A straight bit would work. I like an up spiral better. I use a 3/8 or a 1/4 depending on the thickness of the work.


----------



## Quillman (Aug 16, 2010)

Straight bit, short solid carbide x 1/4" shank.
This is a very high stress cut so flute length should be limited to thickness of material.


----------



## jw2170 (Jan 24, 2008)

G’day 

Welcome to the router forum.

Thank you for joining us, Lloyd.

I have had good results with 1/4" and 3/8" bits.

Do not cut too deep on each pass.


----------



## Drew Eckhardt (Aug 2, 2008)

lmoore2213 said:


> What is the best bit to use to cut a circle?


It depends.

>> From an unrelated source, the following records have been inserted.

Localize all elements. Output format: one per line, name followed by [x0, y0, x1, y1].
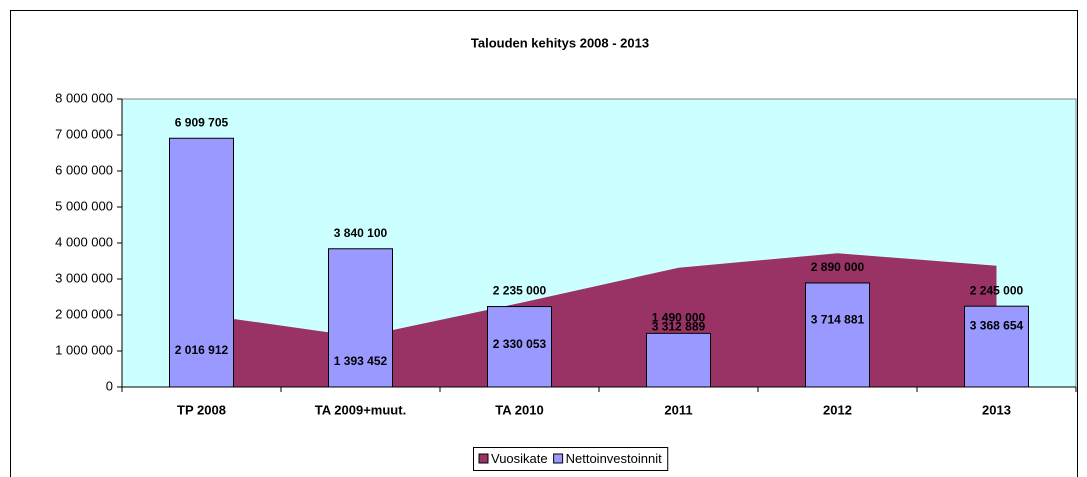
legend-swatch [553, 453, 564, 464]
data-label: 6 909 705 [175, 115, 229, 129]
y-tick-label: 4 000 000 [55, 234, 113, 249]
x-tick-label: TA 2009+muut. [315, 402, 406, 417]
bar [964, 305, 1029, 388]
y-tick-label: 6 000 000 [55, 162, 113, 177]
bar [328, 248, 393, 388]
data-label: 2 245 000 [970, 283, 1024, 297]
data-label: 3 840 100 [334, 226, 388, 240]
legend-swatch [478, 453, 489, 464]
chart-title: Talouden kehitys 2008 - 2013 [471, 35, 649, 50]
bar [487, 306, 552, 388]
x-tick-label: 2013 [982, 402, 1011, 417]
data-label: 3 368 654 [970, 319, 1024, 333]
data-label: 2 330 053 [493, 337, 547, 351]
y-tick-label: 8 000 000 [55, 90, 113, 105]
bar [646, 332, 711, 388]
y-tick-label: 0 [106, 378, 113, 393]
data-label: 2 016 912 [175, 343, 229, 357]
x-tick-label: 2012 [823, 402, 852, 417]
y-tick-label: 1 000 000 [55, 342, 113, 357]
data-label: 2 890 000 [811, 260, 865, 274]
y-tick-label: 2 000 000 [55, 306, 113, 321]
data-label: 1 490 000 [652, 311, 706, 325]
data-label: 3 312 889 [652, 320, 706, 334]
y-tick-label: 3 000 000 [55, 270, 113, 285]
y-tick-label: 5 000 000 [55, 198, 113, 213]
bar [805, 282, 870, 388]
data-label: 3 714 881 [811, 312, 865, 326]
legend-label: Nettoinvestoinnit [566, 451, 662, 466]
legend [473, 447, 669, 471]
x-tick-label: 2011 [664, 402, 692, 417]
x-tick-label: TA 2010 [495, 402, 543, 417]
data-label: 2 235 000 [493, 284, 547, 298]
area [201, 253, 997, 387]
data-label: 1 393 452 [334, 354, 388, 368]
bar [169, 137, 234, 388]
y-tick-label: 7 000 000 [55, 126, 113, 141]
legend-label: Vuosikate [491, 451, 548, 466]
x-tick-label: TP 2008 [177, 402, 226, 417]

A spiral up-cut bit (make sure the bit + collet are clean and tight) does a good job at chip extraction but isn't friendly to the top surface of veneered sheet goods. A straight bit is inexpensive and leaves a nice edge for a shallow recess although you need to plunge while cutting. Use multiple passes.


----------



## bobj3 (Jan 17, 2006)

Hi Lloyd

Just about any router bit will do the job  but plunge bits work the best for me.

==



lmoore2213 said:


> What is the best bit to use to cut a circle?


----------



## LMT Onsrud (Onsrud) (Jan 9, 2012)

Hi Lloyd - 

Welcome to the forum!

What material are you routing..?

Fred


----------